Milner heads Russian investment firm DST (once known as Digital Sky Technologies) and he disrupted venture capital practices when he made investments in Facebook, Zynga and Groupon at very high valuations and easy deal terms. Milner didn’t even ask for seats on the board of directors of those companies. In hindsight, his investments look brilliant because all have risen in value, at least on paper. Conway runs the SV Angel investment fund.
Techcrunch reported that Milner (acting as an individual investor) and Conway’s fund are going to invest in every single Y Combinator startup, with some 40 startups in the latest class. Their new fund is called Start Fund and is being managed by SV Angel’s David Lee. The bold bet is that they are investing in these startups sight unseen, with an offer of $150,000 in convertible debt. There is “no cap and no discount,” which Techcrunch says are terms that no angel will match. It means that the Start Fund will loan each company $150,000, and that money will convert into equity when the startup raises money from other sources. The debt has no valuation ceiling and does not get a discount on the conversion.
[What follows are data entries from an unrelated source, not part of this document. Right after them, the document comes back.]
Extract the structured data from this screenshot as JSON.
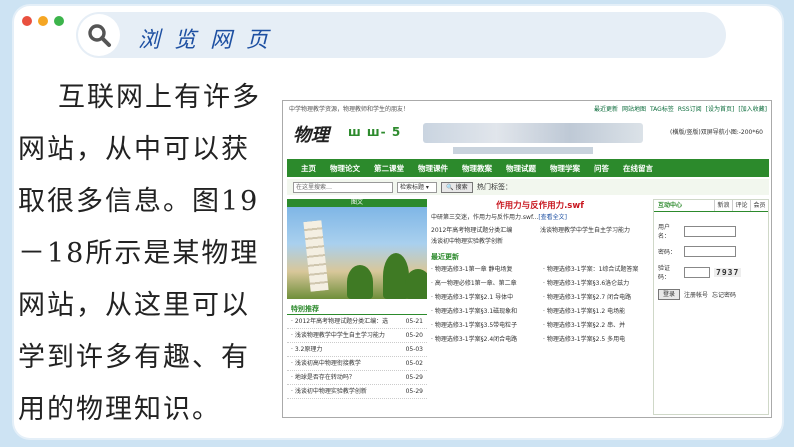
{
  "header": {
    "dot_colors": [
      "#e9503f",
      "#f5a623",
      "#3cb44b"
    ],
    "search_icon": "search-icon",
    "title": "浏览网页"
  },
  "body": {
    "paragraph": "互联网上有许多网站，从中可以获取很多信息。图19－18所示是某物理网站，从这里可以学到许多有趣、有用的物理知识。"
  },
  "website": {
    "top_left": "中学物理教学资源，物理教师和学生的朋友！",
    "top_links": [
      "最近更新",
      "网站地图",
      "TAG标签",
      "RSS订阅",
      "[设为首页]",
      "[加入收藏]"
    ],
    "logo_main": "物理",
    "logo_green": "ш ш- 5",
    "address": "(横版/竖版)双屏导航小图:-200*60",
    "nav": [
      "主页",
      "物理论文",
      "第二课堂",
      "物理课件",
      "物理教案",
      "物理试题",
      "物理学案",
      "问答",
      "在线留言"
    ],
    "search_placeholder": "在这里搜索…",
    "search_select": "检索标题 ▾",
    "search_button": "🔍 搜索",
    "hot_label": "热门标签：",
    "photo_label": "图文",
    "recommend_title": "特别推荐",
    "recommend_items": [
      {
        "text": "· 2012年高考物理试题分类汇编：选",
        "date": "05-21"
      },
      {
        "text": "· 浅谈物理教学中学生自主学习能力",
        "date": "05-20"
      },
      {
        "text": "· 3.2原理力",
        "date": "05-03"
      },
      {
        "text": "· 浅谈初高中物理衔接教学",
        "date": "05-02"
      },
      {
        "text": "· 地球是否存在转动吗？",
        "date": "05-29"
      },
      {
        "text": "· 浅谈初中物理实验教学创新",
        "date": "05-29"
      }
    ],
    "article_title": "作用力与反作用力.swf",
    "article_sub": "中研第三交迷，作用力与反作用力.swf...",
    "article_link": "[查看全文]",
    "article_pairs": [
      "2012年高考物理试题分类汇编",
      "浅谈物理教学中学生自主学习能力",
      "浅谈初中物理实验教学创新",
      ""
    ],
    "updates_title": "最近更新",
    "updates": [
      "· 物理选修3-1第一章 静电场复",
      "· 物理选修3-1学案：1综合试题答案",
      "· 高一物理必修1第一章、第二章",
      "· 物理选修3-1学案§3.6洛仑兹力",
      "· 物理选修3-1学案§2.1 导体中",
      "· 物理选修3-1学案§2.7 闭合电路",
      "· 物理选修3-1学案§3.1磁现象和",
      "· 物理选修3-1学案§1.2 电场能",
      "· 物理选修3-1学案§3.5带电粒子",
      "· 物理选修3-1学案§2.2 串、并",
      "· 物理选修3-1学案§2.4闭合电路",
      "· 物理选修3-1学案§2.5 多用电"
    ],
    "login_title": "互动中心",
    "login_tabs": [
      "新浪",
      "评论",
      "会员"
    ],
    "username_label": "用户名：",
    "password_label": "密码：",
    "captcha_label": "验证码：",
    "captcha_value": "7937",
    "login_button": "登录",
    "register_link": "注册帐号",
    "forgot_link": "忘记密码"
  }
}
Each startup can choose to take the investment or decline it. The fund will offer the same deal for each Y Combinator in subsequent classes as well. That’s a big vote of confidence in Y Combinator’s ability to pick entrepreneurs. Typically, Y Combinator startups get $15,000 to $20,000 during the first few months of their projects. Paul Graham, co-founder of Y Combinator, told Techcrunch he was pleased with the new investment strategy. But other angels may cringe because they will have to match the generous terms offered by Conway and Milner or lose deals.
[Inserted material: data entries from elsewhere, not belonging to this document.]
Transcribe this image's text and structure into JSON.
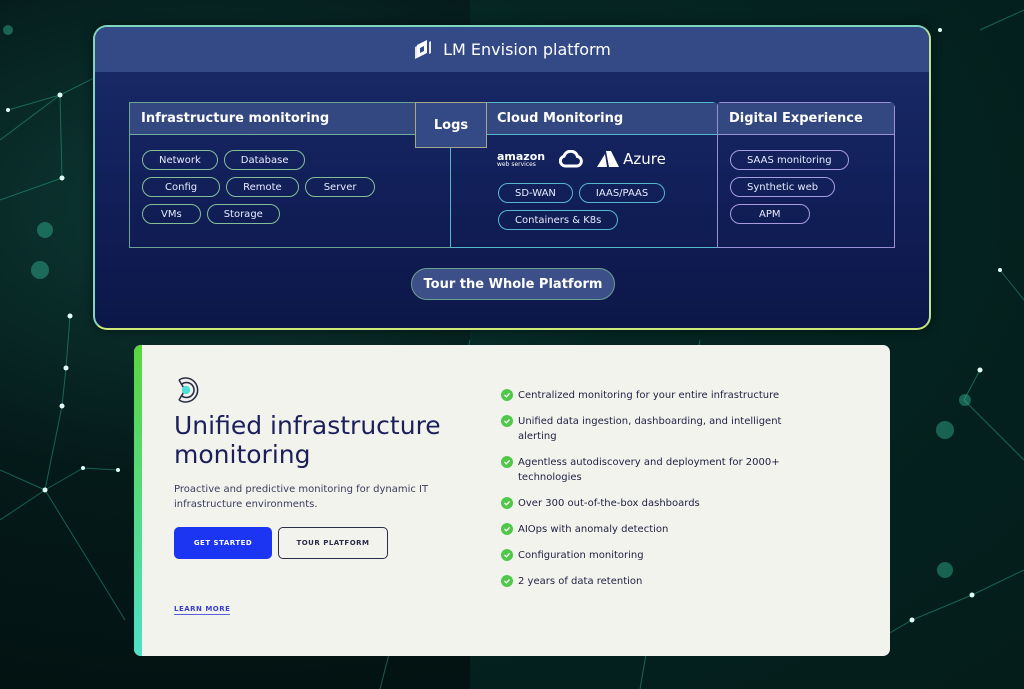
{
  "platform": {
    "title": "LM Envision platform",
    "logo_icon": "lm-logo-icon",
    "columns": {
      "infrastructure": {
        "title": "Infrastructure monitoring",
        "pills": [
          "Network",
          "Database",
          "Config",
          "Remote",
          "Server",
          "VMs",
          "Storage"
        ]
      },
      "logs": {
        "title": "Logs"
      },
      "cloud": {
        "title": "Cloud Monitoring",
        "logos": {
          "aws": "amazon",
          "aws_sub": "web services",
          "azure": "Azure"
        },
        "pills": [
          "SD-WAN",
          "IAAS/PAAS",
          "Containers & K8s"
        ]
      },
      "digital": {
        "title": "Digital Experience",
        "pills": [
          "SAAS monitoring",
          "Synthetic web",
          "APM"
        ]
      }
    },
    "tour_button": "Tour the Whole Platform"
  },
  "card": {
    "icon": "product-target-icon",
    "title": "Unified infrastructure monitoring",
    "description": "Proactive and predictive monitoring for dynamic IT infrastructure environments.",
    "primary_button": "GET STARTED",
    "secondary_button": "TOUR PLATFORM",
    "learn_more": "LEARN MORE",
    "features": [
      "Centralized monitoring for your entire infrastructure",
      "Unified data ingestion, dashboarding, and intelligent alerting",
      "Agentless autodiscovery and deployment for 2000+ technologies",
      "Over 300 out-of-the-box dashboards",
      "AIOps with anomaly detection",
      "Configuration monitoring",
      "2 years of data retention"
    ]
  },
  "colors": {
    "accent_blue": "#1c35f2",
    "check_green": "#4fc84a",
    "panel_navy": "#12205a",
    "teal_accent": "#4fe0c8"
  }
}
DST has poured hundreds of millions of dollars into hot social companies Facebook, Zynga and Groupon. But it made those investments when the companies were in relatively late stages of maturity, just as they were poised to go public. DST can pour so much money into the companies that they don’t have to worry about raising money and can postpone their IPOs for a year or two. In doing this, DST works with the companies to buy 80 percent of the shares from secondary sources, such as employees or early investors who want to cash out, and only 20 percent from the primary share owners.
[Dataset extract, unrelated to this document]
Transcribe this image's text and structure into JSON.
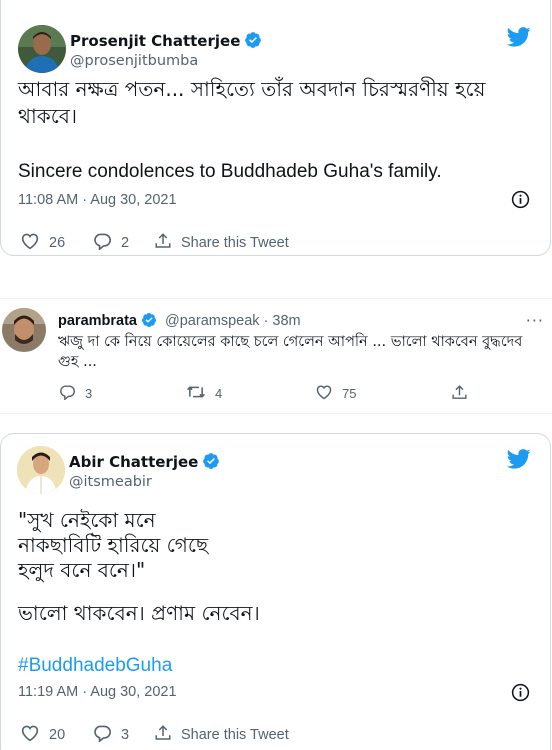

That strategy involves a lot of risk, because it requires that DST come up with a ton of capital. But Milner has had no trouble with that. Earlier this year, he restructured the investment firm’s holdings so that its Russia-specific email, social and game businesses were all in one company, Mail.ru. That enabled Mail.ru, where Milner serves as chairman, to go public. Milner now runs the business of the global investment fund, DST, which is the entity that holds large stakes in Zynga, Facebook and Groupon.
The businesses all have potential for conflicts of interest. Zynga, the dominant player on Facebook, doesn’t always see eye to eye with the social network. Those dynamics make for the classic tensions between a platform owner and the platform’s major applications company, Milner said. But Milner avoids conflicts by refusing to take a seat on company boards, even though he has big stakes in each of the companies.